Pharmacological and genetic evidence for pre- and postsynaptic D2 receptor involvement in motor responses to nociceptin/orphanin FQ receptor ligands.

Neuropharmacology

PubMedID: 23643745

Viaro R, Calcagno M, Marti M, Borrelli E, Morari M. Pharmacological and genetic evidence for pre- and postsynaptic D2 receptor involvement in motor responses to nociceptin/orphanin FQ receptor ligands. Neuropharmacology. 2013;72126-38.
A combined pharmacological and genetic approach was undertaken to investigate the contribution of endogenous dopamine to the motor actions of nociceptin/orphanin FQ (N/OFQ) receptor (NOP receptor) ligands. Motor activity was evaluated by a battery of behavioural tests in mice. The involvement of the various DA receptor subtypes in the motor effects of N/OFQ and NOP receptor antagonists was evaluated pharmacologically, using D1/D5 (SCH23390), D2/D3 (raclopride, amisulpride) and D3 (S33084) receptor antagonists, and by using D2 receptor knockout mice. Low doses of N/OFQ and NOP receptor antagonists promoted movement whereas higher doses inhibited it. Motor facilitation was selectively prevented by raclopride while motor inhibition was prevented by amisulpride. Amisulpride also attenuated the hypolocomotion induced by the D2/D3 receptor agonist pramipexole and dopamine precursor l-3,4-dihydroxyphenylalanine, whereas raclopride (and S33084) worsened it. To dissect out the contribution of pre- and postsynaptic D2 receptors, mice lacking the D2 receptor (D2R(-/-)) or its long isoform (D2L(-/-)) were used. Motor facilitation induced by N/OFQ and NOP receptor antagonists was lost in D2R(-/-) and D2L(-/-) mice whereas motor inhibition induced by NOP receptor antagonists (and pramipexole) was lost in D2R(-/-) but preserved in D2L(-/-) mice.
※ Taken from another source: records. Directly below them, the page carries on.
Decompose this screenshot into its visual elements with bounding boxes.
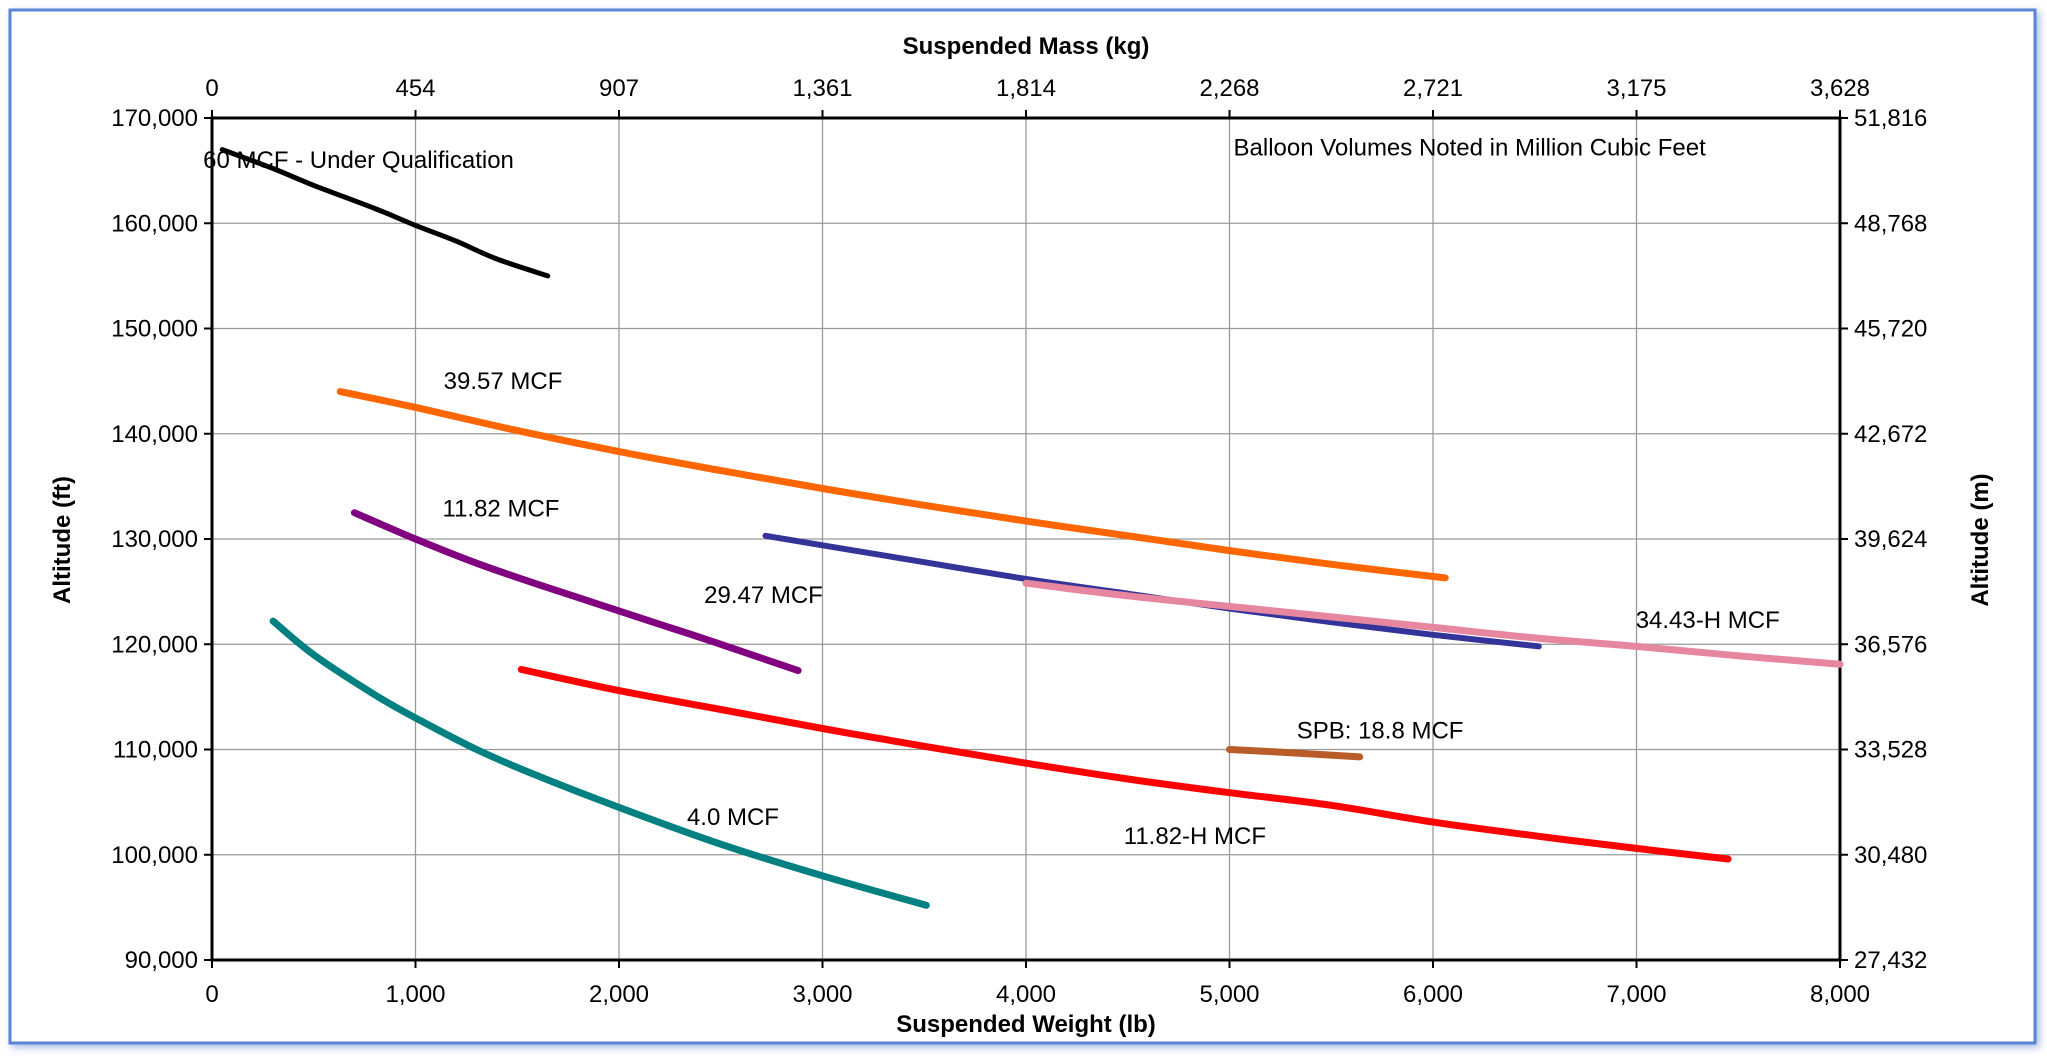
y2-tick-label: 48,768 — [1854, 210, 1927, 237]
series-line-60-mcf-under-qualification — [219, 147, 551, 279]
x2-tick-label: 0 — [205, 75, 218, 102]
annotation-spb-18-8-mcf: SPB: 18.8 MCF — [1297, 718, 1464, 745]
series-line-11-82-mcf — [350, 509, 802, 675]
x-axis-title: Suspended Weight (lb) — [896, 1011, 1156, 1038]
outer-border — [8, 8, 2037, 1045]
y-tick-label: 130,000 — [111, 526, 198, 553]
annotation-4-0-mcf: 4.0 MCF — [687, 804, 779, 831]
y2-tick-label: 39,624 — [1854, 526, 1927, 553]
axis-ticks: 0 0 1,000 454 2,000 907 3,000 1,361 4,000 1,814 5,… — [111, 75, 1927, 1008]
x-tick-label: 7,000 — [1606, 981, 1666, 1008]
y-tick-label: 110,000 — [113, 737, 198, 764]
annotation-11-82-h-mcf: 11.82-H MCF — [1124, 823, 1266, 850]
y2-axis-title: Altitude (m) — [1967, 473, 1994, 606]
annotation-balloon-volumes-noted-in-million-cubic-feet: Balloon Volumes Noted in Million Cubic F… — [1234, 134, 1707, 161]
y-tick-label: 170,000 — [111, 105, 198, 132]
series-line-39-57-mcf — [336, 388, 1449, 582]
x2-tick-label: 1,361 — [792, 75, 852, 102]
annotation-39-57-mcf: 39.57 MCF — [444, 368, 563, 395]
x2-tick-label: 3,628 — [1810, 75, 1870, 102]
x2-tick-label: 454 — [395, 75, 435, 102]
annotation-60-mcf-under-qualification: 60 MCF - Under Qualification — [203, 147, 514, 174]
annotation-34-43-h-mcf: 34.43-H MCF — [1636, 607, 1780, 634]
y-tick-label: 150,000 — [111, 316, 198, 343]
x-tick-label: 2,000 — [589, 981, 649, 1008]
x-tick-label: 1,000 — [385, 981, 445, 1008]
x-tick-label: 4,000 — [996, 981, 1056, 1008]
annotation-11-82-mcf: 11.82 MCF — [443, 495, 560, 522]
y2-tick-label: 45,720 — [1854, 316, 1927, 343]
x-tick-label: 8,000 — [1810, 981, 1870, 1008]
y-tick-label: 140,000 — [111, 421, 198, 448]
y2-tick-label: 27,432 — [1854, 947, 1927, 974]
x-tick-label: 6,000 — [1403, 981, 1463, 1008]
y-axis-title: Altitude (ft) — [49, 476, 76, 604]
x2-tick-label: 3,175 — [1606, 75, 1666, 102]
data-series — [219, 147, 1844, 909]
x2-tick-label: 907 — [599, 75, 639, 102]
y2-tick-label: 36,576 — [1854, 631, 1927, 658]
x2-tick-label: 1,814 — [996, 75, 1056, 102]
series-line-11-82-h-mcf — [517, 666, 1732, 863]
x2-tick-label: 2,268 — [1199, 75, 1259, 102]
x2-axis-title: Suspended Mass (kg) — [903, 33, 1150, 60]
series-line-4-0-mcf — [269, 617, 930, 909]
series-line-spb-18-8-mcf — [1226, 746, 1364, 761]
x2-tick-label: 2,721 — [1403, 75, 1463, 102]
y-tick-label: 120,000 — [111, 631, 198, 658]
y2-tick-label: 51,816 — [1854, 105, 1927, 132]
x-tick-label: 3,000 — [792, 981, 852, 1008]
x-tick-label: 5,000 — [1199, 981, 1259, 1008]
series-labels: 60 MCF - Under Qualification Balloon Volu… — [203, 134, 1780, 849]
y-tick-label: 90,000 — [125, 947, 198, 974]
y-tick-label: 160,000 — [111, 210, 198, 237]
x-tick-label: 0 — [205, 981, 218, 1008]
annotation-29-47-mcf: 29.47 MCF — [704, 582, 823, 609]
y-tick-label: 100,000 — [111, 842, 198, 869]
y2-tick-label: 30,480 — [1854, 842, 1927, 869]
series-line-34-43-h-mcf — [1022, 579, 1844, 668]
y2-tick-label: 42,672 — [1854, 421, 1927, 448]
y2-tick-label: 33,528 — [1854, 737, 1927, 764]
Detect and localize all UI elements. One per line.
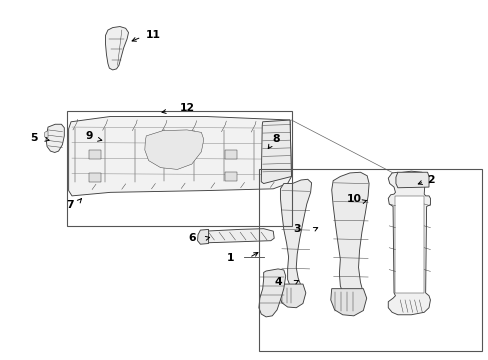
Text: 8: 8 <box>271 134 279 144</box>
Polygon shape <box>197 229 208 244</box>
Text: 5: 5 <box>30 133 37 143</box>
Polygon shape <box>89 150 101 159</box>
Text: 10: 10 <box>346 194 362 204</box>
Polygon shape <box>89 173 101 182</box>
Polygon shape <box>279 284 305 308</box>
Polygon shape <box>395 196 424 293</box>
Text: 4: 4 <box>274 277 281 287</box>
Polygon shape <box>395 172 428 188</box>
Polygon shape <box>201 229 274 243</box>
Polygon shape <box>330 289 366 316</box>
Bar <box>258 170 481 351</box>
Polygon shape <box>225 150 237 159</box>
Polygon shape <box>46 124 64 153</box>
Polygon shape <box>92 127 139 137</box>
Text: 3: 3 <box>293 224 301 234</box>
Polygon shape <box>68 117 291 196</box>
Polygon shape <box>144 130 203 170</box>
Text: 2: 2 <box>427 175 434 185</box>
Text: 7: 7 <box>66 200 73 210</box>
Polygon shape <box>387 171 429 315</box>
Polygon shape <box>261 120 291 184</box>
Bar <box>67 111 292 226</box>
Polygon shape <box>44 131 48 138</box>
Polygon shape <box>258 269 285 317</box>
Text: 11: 11 <box>145 30 161 40</box>
Polygon shape <box>331 172 368 298</box>
Text: 6: 6 <box>187 233 195 243</box>
Text: 1: 1 <box>226 253 233 262</box>
Polygon shape <box>105 27 128 70</box>
Polygon shape <box>225 172 237 181</box>
Polygon shape <box>280 179 311 290</box>
Text: 9: 9 <box>85 131 92 141</box>
Text: 12: 12 <box>179 103 194 113</box>
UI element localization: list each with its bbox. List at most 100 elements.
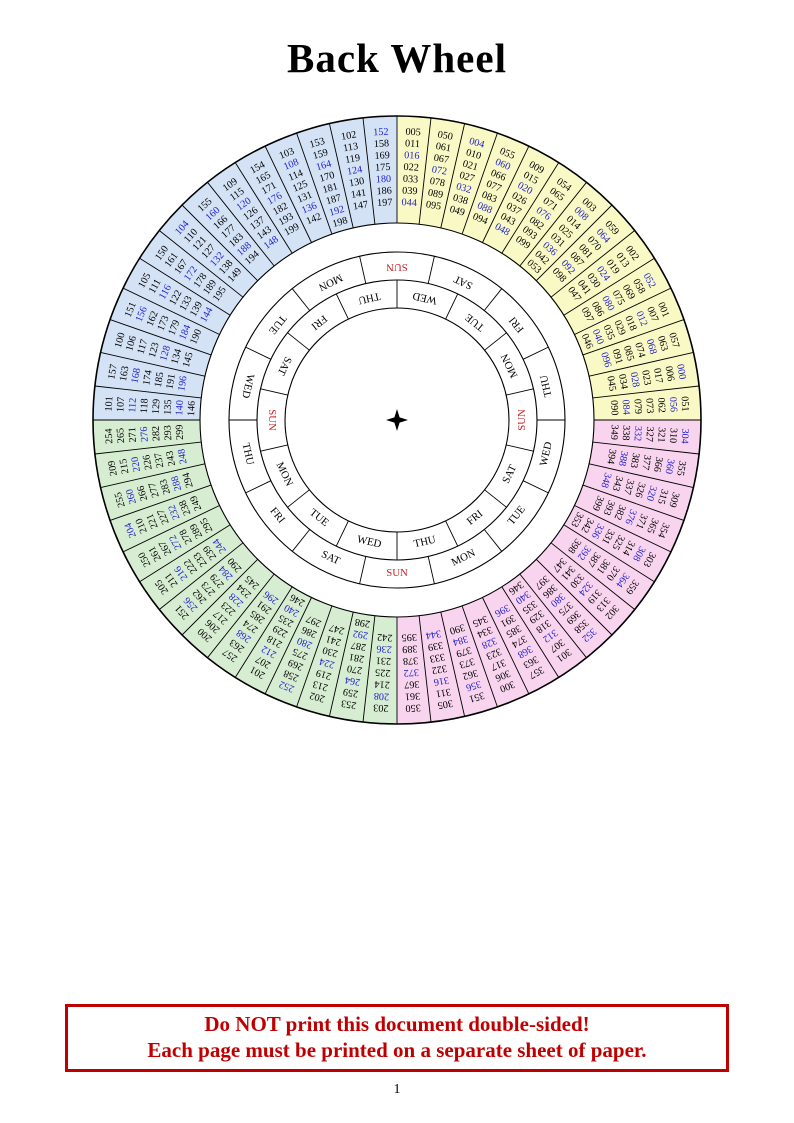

N/OFQ-induced hypolocomotion was observed in both genotypes. We demonstrate that motor actions of NOP receptor ligands rely on the modulation of endogenous dopamine. Motor facilitation induced by NOP receptor antagonists as well as low dose N/OFQ is mediated through D2L postsynaptic receptors whereas motor inhibition observed with higher doses of N/OFQ occurs by direct inhibition of mesencephalic DA neurons. Motor inhibition seen with high doses of NOP receptor antagonists appears to be mediated through the D2 presynaptic autoreceptors. These data confirm that endogenous N/OFQ is a powerful modulator of dopamine transmission in vivo and that the effects of NOP receptor antagonists on motor function reflect the blockade of this endogenous N/OFQ tone.